Re: index prefetching

From: Robert Haas <robertmhaas(at)gmail(dot)com>
To: Tomas Vondra <tomas(dot)vondra(at)enterprisedb(dot)com>
Cc: Andres Freund <andres(at)anarazel(dot)de>, PostgreSQL Hackers <pgsql-hackers(at)lists(dot)postgresql(dot)org>, Georgios <gkokolatos(at)protonmail(dot)com>
Subject: Re: index prefetching
Date: 2024-01-12 16:52:53
Message-ID: CA+TgmobMXL_RN+oLyqWzJv=f7py374JmbPitq9U6=tvRBUL+7A@mail.gmail.com
Views: Raw Message | Whole Thread | Download mbox | Resend email
Thread:
Lists: pgsql-hackers

Not a full response, but just to address a few points:

On Fri, Jan 12, 2024 at 11:42 AM Tomas Vondra
<tomas(dot)vondra(at)enterprisedb(dot)com> wrote:
> Thinking about this, I think it should be possible to make prefetching
> work even for plans with execute_once=false. In particular, when the
> plan changes direction it should be possible to simply "walk back" the
> prefetch queue, to get to the "correct" place in in the scan. But I'm
> not sure it's worth it, because plans that change direction often can't
> really benefit from prefetches anyway - they'll often visit stuff they
> accessed shortly before anyway. For plans that don't change direction
> but may pause, we don't know if the plan pauses long enough for the
> prefetched pages to get evicted or something. So I think it's OK that
> execute_once=false means no prefetching.

+1.

> > + * XXX We do add the cache size to the request in order not to
> > + * have issues with uint64 underflows.
> >
> > I don't know what this means.
> >
>
> There's a check that does this:
>
> (x + PREFETCH_CACHE_SIZE) >= y
>
> it might also be done as "mathematically equivalent"
>
> x >= (y - PREFETCH_CACHE_SIZE)
>
> but if the "y" is an uint64, and the value is smaller than the constant,
> this would underflow. It'd eventually disappear, once the "y" gets large
> enough, ofc.

The problem is, I think, that there's no particular reason that
someone reading the existing code should imagine that it might have
been done in that "mathematically equivalent" fashion. I imagined that
you were trying to make a point about adding the cache size to the
request vs. adding nothing, whereas in reality you were trying to make
a point about adding from one side vs. subtracting from the other.

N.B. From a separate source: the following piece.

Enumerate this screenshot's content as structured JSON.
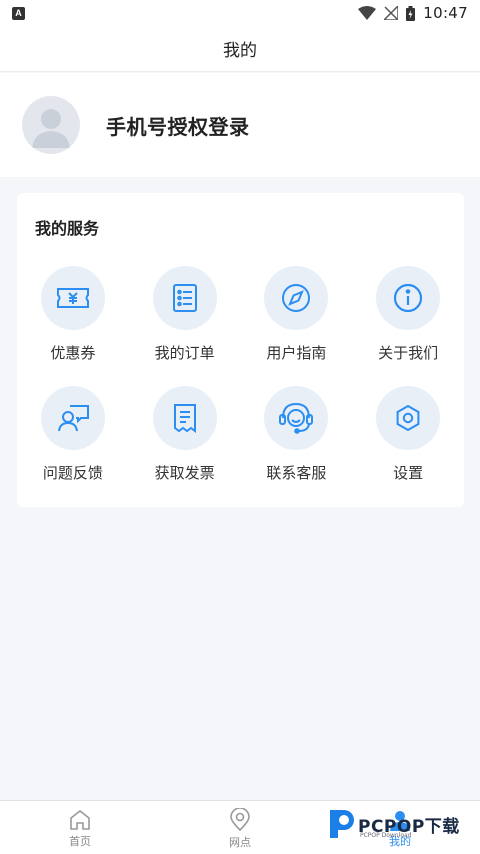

> > + * We reach here if the index only scan is not parallel, or if we're
> > + * serially executing an index only scan that was planned to be
> > + * parallel.
> >
> > Well, this seems sad.
>
> Stale comment, I believe. However, I didn't see much benefits with
> parallel index scan during testing. Having I/O from multiple workers
> generally had the same effect, I think.

Fair point, likely worth mentioning explicitly in the comment.

> Yeah. I renamed all the structs and functions to IndexPrefetchSomething,
> to keep it consistent. And then the constants are all capital, ofc.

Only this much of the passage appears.